È un procedimento che parte da lontano quello che ha portato il Brasile a riconoscere, giovedì scorso, il reato di omotransfobia.

Il 23 maggio 2019, sei ministri – Celso de Mello, Edson Fachin, Alexandre de Moraes, Luis Barroso, Rosa Weber e Luiz Fux – degli undici che compongono la corte del Tribunale supremo federale (Stf), detentore del potere giudiziario dello Stato, hanno riconosciuto un’insufficienza legislativa nella mancanza di una legge adatta a inquadrare i crimini di omofobia e transfobia. Di fronte alla lacuna, la proposta è stata quella di assimilare provvisoriamente il crimine al razzismo, per la sua applicabilità a ogni discriminazione delle minoranze sociali, non solo afrodiscendenti (punto controverso per i giuristi locali, considerato che il razzismo in Brasile è ufficialmente un crimine non cauzionabile e non prescrittibile); la pena per tali reati è fino a 3 anni di carcere.

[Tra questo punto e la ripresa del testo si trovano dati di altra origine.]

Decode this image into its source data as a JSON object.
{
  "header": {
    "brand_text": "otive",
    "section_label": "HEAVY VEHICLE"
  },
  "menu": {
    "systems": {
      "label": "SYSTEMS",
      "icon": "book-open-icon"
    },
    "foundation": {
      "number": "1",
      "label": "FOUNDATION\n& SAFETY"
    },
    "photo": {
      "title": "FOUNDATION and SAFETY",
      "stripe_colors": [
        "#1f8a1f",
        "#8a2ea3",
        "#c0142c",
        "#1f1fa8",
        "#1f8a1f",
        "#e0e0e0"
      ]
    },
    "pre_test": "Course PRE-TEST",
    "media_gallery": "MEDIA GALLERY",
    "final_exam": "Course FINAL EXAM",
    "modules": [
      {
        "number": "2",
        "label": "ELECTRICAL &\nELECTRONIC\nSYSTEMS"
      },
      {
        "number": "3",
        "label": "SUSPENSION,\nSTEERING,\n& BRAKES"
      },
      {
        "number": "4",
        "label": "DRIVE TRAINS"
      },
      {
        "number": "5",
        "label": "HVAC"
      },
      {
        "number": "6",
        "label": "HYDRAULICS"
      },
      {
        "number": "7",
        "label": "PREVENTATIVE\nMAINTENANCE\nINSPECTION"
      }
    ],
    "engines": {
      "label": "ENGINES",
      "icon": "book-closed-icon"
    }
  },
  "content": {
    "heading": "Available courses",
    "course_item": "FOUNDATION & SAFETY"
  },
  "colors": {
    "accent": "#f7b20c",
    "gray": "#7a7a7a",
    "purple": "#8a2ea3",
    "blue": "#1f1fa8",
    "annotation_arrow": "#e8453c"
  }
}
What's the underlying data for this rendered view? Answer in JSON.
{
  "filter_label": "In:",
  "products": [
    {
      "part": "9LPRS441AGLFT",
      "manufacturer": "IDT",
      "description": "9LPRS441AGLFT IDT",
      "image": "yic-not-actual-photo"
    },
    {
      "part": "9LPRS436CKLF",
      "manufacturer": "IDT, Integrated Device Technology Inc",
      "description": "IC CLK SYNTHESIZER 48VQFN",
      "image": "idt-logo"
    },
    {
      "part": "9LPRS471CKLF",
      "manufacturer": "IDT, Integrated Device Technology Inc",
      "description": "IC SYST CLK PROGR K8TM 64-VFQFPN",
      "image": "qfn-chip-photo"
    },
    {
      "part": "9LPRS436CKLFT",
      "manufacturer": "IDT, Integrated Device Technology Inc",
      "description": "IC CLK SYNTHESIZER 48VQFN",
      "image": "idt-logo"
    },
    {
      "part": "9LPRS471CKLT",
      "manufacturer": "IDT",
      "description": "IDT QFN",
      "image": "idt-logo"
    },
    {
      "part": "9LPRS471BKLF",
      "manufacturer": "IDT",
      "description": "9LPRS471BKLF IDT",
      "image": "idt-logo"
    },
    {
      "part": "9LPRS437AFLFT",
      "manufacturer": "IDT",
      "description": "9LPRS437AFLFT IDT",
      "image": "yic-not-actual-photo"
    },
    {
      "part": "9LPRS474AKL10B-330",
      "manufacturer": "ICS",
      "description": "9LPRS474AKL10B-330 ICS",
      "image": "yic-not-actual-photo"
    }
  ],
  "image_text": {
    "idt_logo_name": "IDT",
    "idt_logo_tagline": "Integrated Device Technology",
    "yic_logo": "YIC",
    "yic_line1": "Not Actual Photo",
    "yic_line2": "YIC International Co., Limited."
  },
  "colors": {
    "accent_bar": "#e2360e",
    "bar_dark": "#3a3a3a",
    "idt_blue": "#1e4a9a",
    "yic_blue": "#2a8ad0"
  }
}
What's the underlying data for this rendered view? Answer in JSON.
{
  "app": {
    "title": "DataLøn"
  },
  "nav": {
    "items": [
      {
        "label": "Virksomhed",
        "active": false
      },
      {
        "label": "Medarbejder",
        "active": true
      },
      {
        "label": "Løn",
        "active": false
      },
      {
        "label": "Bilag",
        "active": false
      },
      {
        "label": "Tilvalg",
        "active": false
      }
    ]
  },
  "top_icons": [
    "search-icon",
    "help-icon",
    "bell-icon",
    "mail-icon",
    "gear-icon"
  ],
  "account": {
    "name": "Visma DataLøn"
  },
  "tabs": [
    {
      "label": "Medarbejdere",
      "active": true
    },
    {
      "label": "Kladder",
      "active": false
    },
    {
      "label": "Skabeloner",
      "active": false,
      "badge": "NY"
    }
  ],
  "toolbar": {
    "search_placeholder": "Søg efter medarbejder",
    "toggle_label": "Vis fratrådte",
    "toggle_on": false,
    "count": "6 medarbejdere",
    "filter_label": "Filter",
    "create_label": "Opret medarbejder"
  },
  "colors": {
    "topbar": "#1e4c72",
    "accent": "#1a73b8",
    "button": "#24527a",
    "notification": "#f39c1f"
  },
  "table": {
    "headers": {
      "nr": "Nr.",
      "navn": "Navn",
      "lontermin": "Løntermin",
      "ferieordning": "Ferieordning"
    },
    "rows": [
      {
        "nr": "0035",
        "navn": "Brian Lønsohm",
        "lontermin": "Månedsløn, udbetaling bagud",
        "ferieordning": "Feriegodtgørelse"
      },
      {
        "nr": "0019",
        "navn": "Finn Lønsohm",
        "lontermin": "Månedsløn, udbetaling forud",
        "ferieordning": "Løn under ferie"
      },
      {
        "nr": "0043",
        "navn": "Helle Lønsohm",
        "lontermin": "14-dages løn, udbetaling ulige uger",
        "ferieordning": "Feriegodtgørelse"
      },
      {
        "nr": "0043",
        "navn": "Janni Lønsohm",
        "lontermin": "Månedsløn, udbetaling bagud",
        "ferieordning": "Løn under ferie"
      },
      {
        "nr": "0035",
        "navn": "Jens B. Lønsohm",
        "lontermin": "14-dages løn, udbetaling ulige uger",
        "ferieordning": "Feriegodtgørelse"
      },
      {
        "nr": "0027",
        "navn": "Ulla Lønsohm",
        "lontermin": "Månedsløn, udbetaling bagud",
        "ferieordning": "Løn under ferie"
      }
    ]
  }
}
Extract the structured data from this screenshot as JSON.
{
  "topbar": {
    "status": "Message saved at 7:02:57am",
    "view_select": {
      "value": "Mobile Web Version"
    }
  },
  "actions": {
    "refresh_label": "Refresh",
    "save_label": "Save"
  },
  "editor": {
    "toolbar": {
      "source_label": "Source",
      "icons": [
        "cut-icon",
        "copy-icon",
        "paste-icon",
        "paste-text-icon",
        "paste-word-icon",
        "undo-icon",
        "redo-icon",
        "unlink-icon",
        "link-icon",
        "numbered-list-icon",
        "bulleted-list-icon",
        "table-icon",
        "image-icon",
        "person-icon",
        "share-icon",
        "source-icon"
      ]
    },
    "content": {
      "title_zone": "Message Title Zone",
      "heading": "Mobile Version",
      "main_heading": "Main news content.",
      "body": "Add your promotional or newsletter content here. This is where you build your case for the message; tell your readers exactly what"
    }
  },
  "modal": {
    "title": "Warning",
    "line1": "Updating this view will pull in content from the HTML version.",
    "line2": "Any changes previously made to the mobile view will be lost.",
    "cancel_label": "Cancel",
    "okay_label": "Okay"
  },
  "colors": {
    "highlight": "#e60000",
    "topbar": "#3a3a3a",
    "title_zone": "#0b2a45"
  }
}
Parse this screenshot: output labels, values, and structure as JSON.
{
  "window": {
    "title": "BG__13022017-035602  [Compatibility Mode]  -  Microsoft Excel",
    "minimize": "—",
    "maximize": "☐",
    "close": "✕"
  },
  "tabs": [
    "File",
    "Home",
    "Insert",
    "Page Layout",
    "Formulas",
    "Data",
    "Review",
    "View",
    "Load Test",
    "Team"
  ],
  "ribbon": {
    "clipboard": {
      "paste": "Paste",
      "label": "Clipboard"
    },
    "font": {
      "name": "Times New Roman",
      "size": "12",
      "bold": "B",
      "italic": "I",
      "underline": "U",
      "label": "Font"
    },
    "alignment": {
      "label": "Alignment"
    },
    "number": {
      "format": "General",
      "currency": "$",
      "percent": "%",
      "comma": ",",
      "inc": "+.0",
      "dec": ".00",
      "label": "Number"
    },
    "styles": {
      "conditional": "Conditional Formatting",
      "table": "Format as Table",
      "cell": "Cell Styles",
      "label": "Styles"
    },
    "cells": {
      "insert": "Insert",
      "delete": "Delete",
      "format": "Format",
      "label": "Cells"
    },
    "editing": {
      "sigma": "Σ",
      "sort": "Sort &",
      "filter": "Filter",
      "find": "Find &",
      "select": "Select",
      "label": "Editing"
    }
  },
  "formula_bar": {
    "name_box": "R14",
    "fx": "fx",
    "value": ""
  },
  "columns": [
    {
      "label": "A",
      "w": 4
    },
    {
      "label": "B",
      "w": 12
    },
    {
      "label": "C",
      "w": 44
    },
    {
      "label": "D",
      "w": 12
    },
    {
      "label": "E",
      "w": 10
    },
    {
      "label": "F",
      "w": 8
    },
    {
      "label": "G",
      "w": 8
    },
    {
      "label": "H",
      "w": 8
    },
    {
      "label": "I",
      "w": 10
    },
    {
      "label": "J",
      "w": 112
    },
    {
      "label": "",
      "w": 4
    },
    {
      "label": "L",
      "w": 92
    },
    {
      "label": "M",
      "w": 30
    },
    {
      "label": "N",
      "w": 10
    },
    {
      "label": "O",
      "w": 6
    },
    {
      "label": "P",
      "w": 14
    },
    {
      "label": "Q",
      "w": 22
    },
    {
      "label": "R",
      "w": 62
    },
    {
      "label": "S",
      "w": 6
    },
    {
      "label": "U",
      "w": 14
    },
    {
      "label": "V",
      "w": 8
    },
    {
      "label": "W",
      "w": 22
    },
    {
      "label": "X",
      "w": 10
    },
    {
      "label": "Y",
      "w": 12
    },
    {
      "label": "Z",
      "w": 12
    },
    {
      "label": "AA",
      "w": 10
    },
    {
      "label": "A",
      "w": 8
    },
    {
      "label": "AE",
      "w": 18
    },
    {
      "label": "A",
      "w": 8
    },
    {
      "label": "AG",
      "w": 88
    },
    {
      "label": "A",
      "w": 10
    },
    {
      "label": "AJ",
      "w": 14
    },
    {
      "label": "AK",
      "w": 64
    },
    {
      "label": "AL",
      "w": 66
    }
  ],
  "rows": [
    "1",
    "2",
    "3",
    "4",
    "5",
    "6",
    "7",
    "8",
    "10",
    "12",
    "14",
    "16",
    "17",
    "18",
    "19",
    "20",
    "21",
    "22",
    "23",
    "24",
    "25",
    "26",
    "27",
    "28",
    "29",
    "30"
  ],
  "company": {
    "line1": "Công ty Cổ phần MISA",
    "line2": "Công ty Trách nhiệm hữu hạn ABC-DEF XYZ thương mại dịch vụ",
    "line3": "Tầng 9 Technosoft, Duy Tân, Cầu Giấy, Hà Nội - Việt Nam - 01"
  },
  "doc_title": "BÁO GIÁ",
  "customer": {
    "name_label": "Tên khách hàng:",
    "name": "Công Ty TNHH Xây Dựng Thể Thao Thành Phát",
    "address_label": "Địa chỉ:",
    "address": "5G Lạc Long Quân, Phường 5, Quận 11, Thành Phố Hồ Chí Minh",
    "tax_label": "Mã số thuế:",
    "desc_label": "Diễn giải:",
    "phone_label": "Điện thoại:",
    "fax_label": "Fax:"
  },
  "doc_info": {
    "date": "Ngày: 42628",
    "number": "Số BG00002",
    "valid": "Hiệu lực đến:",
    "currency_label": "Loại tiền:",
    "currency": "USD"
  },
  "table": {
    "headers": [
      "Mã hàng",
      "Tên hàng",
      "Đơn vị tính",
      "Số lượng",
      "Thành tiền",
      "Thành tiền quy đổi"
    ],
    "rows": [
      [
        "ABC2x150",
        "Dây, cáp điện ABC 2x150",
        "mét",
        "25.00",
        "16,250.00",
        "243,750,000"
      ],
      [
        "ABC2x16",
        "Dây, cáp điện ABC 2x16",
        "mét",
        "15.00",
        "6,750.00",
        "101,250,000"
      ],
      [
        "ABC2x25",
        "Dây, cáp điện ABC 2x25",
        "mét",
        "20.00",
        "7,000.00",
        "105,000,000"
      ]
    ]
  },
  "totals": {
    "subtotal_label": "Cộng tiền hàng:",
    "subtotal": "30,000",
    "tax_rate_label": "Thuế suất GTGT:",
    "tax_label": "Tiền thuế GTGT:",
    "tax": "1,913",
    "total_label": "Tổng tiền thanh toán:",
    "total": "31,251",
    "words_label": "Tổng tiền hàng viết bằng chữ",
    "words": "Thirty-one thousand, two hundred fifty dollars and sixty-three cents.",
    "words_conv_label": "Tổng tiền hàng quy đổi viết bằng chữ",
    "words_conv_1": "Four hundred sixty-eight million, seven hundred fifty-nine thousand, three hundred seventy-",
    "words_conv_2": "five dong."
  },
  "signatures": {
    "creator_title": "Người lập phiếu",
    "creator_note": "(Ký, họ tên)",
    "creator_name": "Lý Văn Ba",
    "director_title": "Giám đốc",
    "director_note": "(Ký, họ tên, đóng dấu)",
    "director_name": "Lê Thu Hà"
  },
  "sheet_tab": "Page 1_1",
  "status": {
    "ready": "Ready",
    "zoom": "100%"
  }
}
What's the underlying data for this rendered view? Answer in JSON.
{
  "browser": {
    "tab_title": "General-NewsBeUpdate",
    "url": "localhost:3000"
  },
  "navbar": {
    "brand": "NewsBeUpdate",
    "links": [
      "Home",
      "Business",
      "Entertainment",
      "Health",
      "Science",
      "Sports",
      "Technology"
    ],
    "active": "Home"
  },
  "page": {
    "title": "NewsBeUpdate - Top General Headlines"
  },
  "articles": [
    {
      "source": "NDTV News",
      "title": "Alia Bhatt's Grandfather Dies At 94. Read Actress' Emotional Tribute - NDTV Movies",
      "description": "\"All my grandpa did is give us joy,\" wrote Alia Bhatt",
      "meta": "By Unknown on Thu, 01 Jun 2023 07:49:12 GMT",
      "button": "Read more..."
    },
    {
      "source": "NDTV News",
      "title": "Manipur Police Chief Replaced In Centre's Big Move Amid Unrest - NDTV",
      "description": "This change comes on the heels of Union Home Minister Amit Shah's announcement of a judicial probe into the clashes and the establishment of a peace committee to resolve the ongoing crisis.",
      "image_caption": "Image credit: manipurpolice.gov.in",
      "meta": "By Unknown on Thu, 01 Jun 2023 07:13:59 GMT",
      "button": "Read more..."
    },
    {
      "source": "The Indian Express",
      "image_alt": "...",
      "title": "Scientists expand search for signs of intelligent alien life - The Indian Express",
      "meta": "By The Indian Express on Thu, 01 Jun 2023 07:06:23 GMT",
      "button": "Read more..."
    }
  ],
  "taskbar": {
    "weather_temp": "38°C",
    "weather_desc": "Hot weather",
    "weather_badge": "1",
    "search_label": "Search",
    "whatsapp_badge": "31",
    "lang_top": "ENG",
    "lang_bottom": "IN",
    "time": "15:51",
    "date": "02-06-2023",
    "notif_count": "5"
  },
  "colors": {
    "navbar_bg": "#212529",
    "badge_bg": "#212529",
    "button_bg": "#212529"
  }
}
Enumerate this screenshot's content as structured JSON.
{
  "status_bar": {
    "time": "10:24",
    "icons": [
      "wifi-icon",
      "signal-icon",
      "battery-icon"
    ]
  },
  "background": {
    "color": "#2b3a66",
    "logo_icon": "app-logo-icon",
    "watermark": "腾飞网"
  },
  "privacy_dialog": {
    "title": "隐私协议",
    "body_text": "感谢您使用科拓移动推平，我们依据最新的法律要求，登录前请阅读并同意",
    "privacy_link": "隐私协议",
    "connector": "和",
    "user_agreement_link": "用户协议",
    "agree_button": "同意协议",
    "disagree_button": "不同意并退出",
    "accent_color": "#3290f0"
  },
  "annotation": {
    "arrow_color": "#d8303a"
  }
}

La questione era aperta da anni: nel 2012 era stato mosso un mandato di ingiunzione contro il Congresso Nazionale da parte dell’Associazione brasiliana lesbiche, gay, bisessuali, travestiti, transessuali e intersessuali (Abglt); nel 2013, il Partito popolare socialista aveva proposto una mozione diretta di incostituzionalità per omissione contro lo stesso Stf. Entrambe le azioni erano volte proprio a calcare l’urgenza di una norma regolatrice dei reati ai danni della minoranza lgbt, da trent’anni individuabile appena nell’art. 5, comma XLI della Costituzione Federale del 1988, che assicura «la condanna di qualunque discriminazione contro i diritti e le libertà fondamentali». Nel codice penale brasiliano, insomma, niente di specifico per punire la discriminazione per orientamento sessuale e di identità di genere, diversamente da quanto accade per quella per colore della pelle, razza, religione e discendenza nazionale.

A febbraio di quest’anno, il ministro Celso de Mello, dal 2007 membro più anziano della corte, aveva proposto che il reato di razzismo fosse esteso anche alle questioni legate all’identità di genere. La scelta era stata sostenuta dal ministro Edson Fachin, il quale aveva definito l’omissione legislativa come un’«offesa a un senso minimo di giustizia». Il presidente della corte José Antonio Dias Toffoli, tuttavia, aveva sospeso il giudizio (allora fermo a quattro voti a favore dell’inserimento della legge), con il pretesto di un decorso inaspettatamente lungo. È stato, quindi, ripreso nel corso della settimana passata e, con altri due voti favorevoli, il Tribunale supremo federale ha raggiunto la maggioranza necessaria a riconoscere la condotta omofoba come crimine. Successivamente, Toffoli ha nuovamente sospeso il processo, con previsione di riapertura per il prossimo 5 giugno.

Nonostante l’avvenuta formazione della maggioranza, il Tribunale non si è ancora pronunciato sulla scadenza per la redazione di una legge apposita. L’avvenimento, comunque, sembra epocale non solo nel contesto politico attuale (alcuni membri del parlamento hanno già chiesto l’impeachment dei consiglieri che hanno votato a favore), ma anche in quello diacronico che vede il Brasile, ormai da anni, in vetta al ranking mondiale dei Paesi che uccidono più appartenenti al gruppo lgbt. Secondo le statistiche divulgate lo scorso novembre dalla ong austriaca Transgender Europe, dal 1° ottobre 2017 al 30 settembre 2018 sono stati riportati 369 casi di persone transgender assassinate in 72 Paesi; 167 di questi (omicidi per mezzo di arma da fuoco o da taglio, per pestaggio o impiccagione) riguardano il solo Brasile. Stando ai dati raccolti dalla ong dal 2008, in dieci anni si sarebbero registrati 2.982 delitti con vittime transgender, dei quali il 46% (1,238 omicidi) in Brasile.